What makes the movie marvelous is the same combination that the filmmaker and writer brought to "Juno"—unerringly subtle yet precise direction plus a literate script with dramatic energy and a delicate tone. (Mr. Reitman directed and co-wrote "Up in the Air" as well.) The movie's title refers to the genre of books Mavis authors, or more properly ghost-writes, and to Mavis herself, the suggestion being that she is young for her age. But young can't begin to describe her immaturity, or her failure to flourish as an adult. When we first see her in Minneapolis, a slattern in a junk-strewn apartment, she's living on scraps of loveless sex, drinking too much and picking up snatches of kids' conversations here and there, then dropping them into her chronicles of Kendall Strickland, the teenage heroine of a series called Waverly Prep that is, in fact, headed for the dustbin of subliterary history.

Suddenly, though, the blockage in Mavis's life gives way to a bizarre breakthrough, and she becomes a person possessed by a mission—reclaiming the love she lost when her high-school sweetheart got married. (He's played by Patrick Wilson.) To find her old flame, she goes off to her hometown in the company of her better half, a yappy canine pipsqueak named Dolce. As she drives, she listens to old tapes on the car's cassette player while we see the player's innards whirring and spinning in macroscopic detail; outdated technology as an access route to the listener's past, and an emblem of her stunted psyche.

It's a clever flourish in a film with a distinctive look (Eric Steelberg was the cinematographer, and Kevin Thompson designed the production) and an exceptional cast.
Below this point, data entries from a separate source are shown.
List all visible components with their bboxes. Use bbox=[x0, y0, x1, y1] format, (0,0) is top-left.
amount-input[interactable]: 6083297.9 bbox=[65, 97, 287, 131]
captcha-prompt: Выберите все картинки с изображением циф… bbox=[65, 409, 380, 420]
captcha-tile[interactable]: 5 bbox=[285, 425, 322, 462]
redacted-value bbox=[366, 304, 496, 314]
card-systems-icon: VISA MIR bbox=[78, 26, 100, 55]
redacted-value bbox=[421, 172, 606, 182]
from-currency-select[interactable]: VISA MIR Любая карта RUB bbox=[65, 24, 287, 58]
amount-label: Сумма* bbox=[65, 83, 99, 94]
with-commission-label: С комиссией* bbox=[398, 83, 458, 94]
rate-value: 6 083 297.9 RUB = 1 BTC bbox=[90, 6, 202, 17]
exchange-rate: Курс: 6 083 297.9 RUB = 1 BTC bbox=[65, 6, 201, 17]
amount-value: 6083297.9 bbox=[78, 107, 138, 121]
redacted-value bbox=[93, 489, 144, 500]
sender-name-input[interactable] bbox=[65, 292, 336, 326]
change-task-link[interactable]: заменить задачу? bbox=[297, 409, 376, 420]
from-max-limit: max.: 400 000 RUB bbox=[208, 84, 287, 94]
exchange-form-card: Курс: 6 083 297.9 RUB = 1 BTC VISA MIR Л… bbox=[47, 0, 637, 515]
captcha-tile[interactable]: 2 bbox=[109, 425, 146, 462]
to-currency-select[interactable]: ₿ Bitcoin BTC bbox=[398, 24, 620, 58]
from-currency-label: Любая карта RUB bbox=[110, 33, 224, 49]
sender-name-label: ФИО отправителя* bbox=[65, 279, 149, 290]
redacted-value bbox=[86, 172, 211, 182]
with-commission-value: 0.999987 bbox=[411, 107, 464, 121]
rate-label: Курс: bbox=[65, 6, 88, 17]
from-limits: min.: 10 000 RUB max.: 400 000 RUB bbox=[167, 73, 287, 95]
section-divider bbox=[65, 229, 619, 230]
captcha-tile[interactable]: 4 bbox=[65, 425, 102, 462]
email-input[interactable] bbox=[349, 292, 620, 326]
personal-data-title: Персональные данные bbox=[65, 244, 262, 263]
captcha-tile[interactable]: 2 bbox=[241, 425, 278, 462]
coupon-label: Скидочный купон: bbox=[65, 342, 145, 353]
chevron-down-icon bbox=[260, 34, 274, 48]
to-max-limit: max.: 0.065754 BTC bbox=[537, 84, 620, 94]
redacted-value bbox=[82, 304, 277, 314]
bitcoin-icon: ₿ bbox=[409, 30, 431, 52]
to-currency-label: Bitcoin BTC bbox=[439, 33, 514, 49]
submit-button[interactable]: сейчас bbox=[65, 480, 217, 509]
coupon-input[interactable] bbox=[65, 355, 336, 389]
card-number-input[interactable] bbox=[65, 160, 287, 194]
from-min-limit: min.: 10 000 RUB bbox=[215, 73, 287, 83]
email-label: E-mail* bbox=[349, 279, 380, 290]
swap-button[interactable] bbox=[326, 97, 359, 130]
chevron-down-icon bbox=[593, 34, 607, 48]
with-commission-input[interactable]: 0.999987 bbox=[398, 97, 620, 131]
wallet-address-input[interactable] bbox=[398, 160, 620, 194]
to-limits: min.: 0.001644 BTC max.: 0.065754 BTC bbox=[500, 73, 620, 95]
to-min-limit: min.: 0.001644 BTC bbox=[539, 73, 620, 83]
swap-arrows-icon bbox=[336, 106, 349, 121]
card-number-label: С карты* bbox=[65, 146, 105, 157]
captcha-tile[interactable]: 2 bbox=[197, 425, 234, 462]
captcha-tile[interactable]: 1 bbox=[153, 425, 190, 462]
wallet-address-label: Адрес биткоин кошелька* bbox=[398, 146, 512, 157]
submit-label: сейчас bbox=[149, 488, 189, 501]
Mr. Wilson's Buddy, quite happily married with a new baby, can't fathom what Mavis is up to—his puzzled decency is painfully charming—but she's as transparent as a wine-stained carafe to an old classmate named Matt Freehauf, who is played to laconic perfection by Patton Oswalt.

"Guys like me were born loving women like you," Matt tells her ruefully. They are two of a kind with a kinship in misfortune, much of it self-inflicted: Matt has used the small town as a refuge since high school, when a misconstrued hate crime left him significantly but far from seriously disabled. They are also a classic comic pair in a production that's chockablock with vivid characters: Elizabeth Reaser as Buddy's wife, Beth; Collette Wolfe as Matt's wife, Sandra; Louisa Krause as a droll motel desk clerk.

Still, the movie belongs to its star at every moment she's on screen. This is partly a function of Ms. Cody's script, which depends on a daring supposition—that audiences will invest their attention in a heroine who, from the start, confronts life with a toxic vibe. (I think they will, once word gets out that Mavis is as funny and surprising as she is.) It's equally a tribute to Ms. Theron's fearless reach and formidable range in a role that takes her from wry comedy into something perilously close to an American tragedy. By the end, and against strong odds, "Young Adult" gives us a grown woman to weep for.